Probablemente, dada mi distracción, no me di cuenta en qué día preciso
mi segunda sombra -aquella sólida y relativamente viva- se decidió a
entrar en la escena poco iluminada de mi vida.
Una mañana, al salir de
casa, me di cuenta de que iba acompañado, a esa respetuosa distancia
que no permite hacer preguntas ni dar explicaciones, por un hombre de
unos cuarenta años, enfundado en un largo abrigo azul, alegre y
sonriente (pero sin demasiada exageración). No teniendo nada que hacer,
y habiendo salido únicamente de casa para no oír los crujidos de la
leña en la chimenea, me divertí mirando de reojo a mi acompañante, a
pesar de que -ténganlo bien en cuenta- éste no tenía nada de
extraordinario. No supuse, ni por un solo momento, que pudiese tratarse
de un policía; mi completa falta de valor físico y mi repugnancia por
los malos olores me han impedido siempre entregarme a la política
militante; y la pereza, unida a mi escasa habilidad manual, me ha
salvado de buscar en el delito los medios de subsistencia.
No podía, tampoco, imaginar
que el hombre vestido de azul fuese una especie de ladronzuelo de
ciudad, decidido a robarme, pues mi decente pobreza era conocida en
todo el barrio, y mi modo de vestir, más descuidado que desenvuelto,
disociaba de mi persona cualquier idea de bienestar.

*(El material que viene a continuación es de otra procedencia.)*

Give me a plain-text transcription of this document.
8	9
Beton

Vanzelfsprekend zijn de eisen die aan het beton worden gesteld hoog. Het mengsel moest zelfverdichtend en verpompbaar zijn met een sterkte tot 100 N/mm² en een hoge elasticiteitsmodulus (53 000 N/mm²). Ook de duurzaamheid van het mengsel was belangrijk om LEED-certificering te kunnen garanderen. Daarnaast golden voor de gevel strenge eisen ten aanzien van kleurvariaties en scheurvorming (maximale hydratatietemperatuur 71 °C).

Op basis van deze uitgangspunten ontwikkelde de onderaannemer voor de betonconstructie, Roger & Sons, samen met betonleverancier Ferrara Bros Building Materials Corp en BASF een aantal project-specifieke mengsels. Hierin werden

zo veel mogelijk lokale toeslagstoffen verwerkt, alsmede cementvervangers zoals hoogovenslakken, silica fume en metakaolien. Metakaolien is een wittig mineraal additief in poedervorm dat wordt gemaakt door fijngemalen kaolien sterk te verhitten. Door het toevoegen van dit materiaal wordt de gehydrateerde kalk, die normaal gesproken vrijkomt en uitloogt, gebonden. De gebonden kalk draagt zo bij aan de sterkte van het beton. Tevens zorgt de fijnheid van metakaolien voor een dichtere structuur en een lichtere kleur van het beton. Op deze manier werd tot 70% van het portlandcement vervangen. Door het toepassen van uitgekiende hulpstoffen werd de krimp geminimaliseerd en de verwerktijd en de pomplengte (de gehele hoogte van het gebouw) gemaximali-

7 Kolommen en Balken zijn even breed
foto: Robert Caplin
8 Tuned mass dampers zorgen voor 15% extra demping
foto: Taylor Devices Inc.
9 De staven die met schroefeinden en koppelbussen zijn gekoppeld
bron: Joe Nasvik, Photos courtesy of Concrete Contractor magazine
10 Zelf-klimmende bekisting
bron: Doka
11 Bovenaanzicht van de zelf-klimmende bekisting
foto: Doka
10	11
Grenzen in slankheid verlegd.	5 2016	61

A pesar de que yo no tuviese
ningún derecho a ser seguido, comencé a pasar y repasar por las calles
más tortuosas del centro de la ciudad para asegurarme de que no me
equivocaba. El hombre me siguió por todas partes con un aspecto cada
vez más satisfecho. Di, de pronto, la vuelta por una ancha calle llena
de gente y apresuré el paso, pero la distancia entre el hombre vestido
de azul y yo continuó siempre siendo la misma. Entré en un estanco para
comprar un sello de tres céntimos, y el desconocido entró en el mismo
estanco y compró un sello de tres céntimos; subí a un tranvía y mi
sonriente compañero subió al mismo tranvía; cuando descendí, el hombre
vestido de azul bajó tras de mí; compré un periódico, y él compró el
mismo periódico; me senté en el banco de un jardín, y el otro se sentó
en otro banco cercano; saqué del bolsillo un cigarrillo, y él sacó otro
y esperó que hubiese encendido el mío para encender el suyo.
Todo esto era al mismo
tiempo gracioso y fastidioso. "Tal vez -pensé- se trata de un humorista
desocupado que quiere divertirse a mi costa." Me decidí a resolver la
duda por el medio más expeditivo: me planté delante de mi acompañante
con intención de preguntarle:
-¿Quién es usted? ¿Qué desea
usted de mí?
No tuve necesidad de abrir
la boca. El hombre vestido de azul se puso en pie, se quitó el
sombrero, sonrió un momento y dijo con precipitación:
-Perdóneme. Se lo explicaré
todo, me presentaré inmediatamente: soy el Amigo Dité. No tengo
profesión conocida, pero eso no tiene importancia. Tenía muchas cosas
que decirle, pero hasta ahora... También deseaba escribirle; le escribí
dos o tres veces, pero no tengo la costumbre de enviar las cartas. Por
lo demás, soy un hombre vulgarísimo e incluso sano, a lo que parece,
alguna vez...
En este punto el Amigo Dité
se detuvo titubeando, pero añadió de pronto, como si se hubiese
acordado repentinamente de una cosa que le interesaba mucho:
-Tal vez tomaría usted algo.
¿Un poco de vino marsala? ¿Un café?
Ambos nos movimos
rápidamente, a la vez, como impelidos por el deseo de terminar pronto.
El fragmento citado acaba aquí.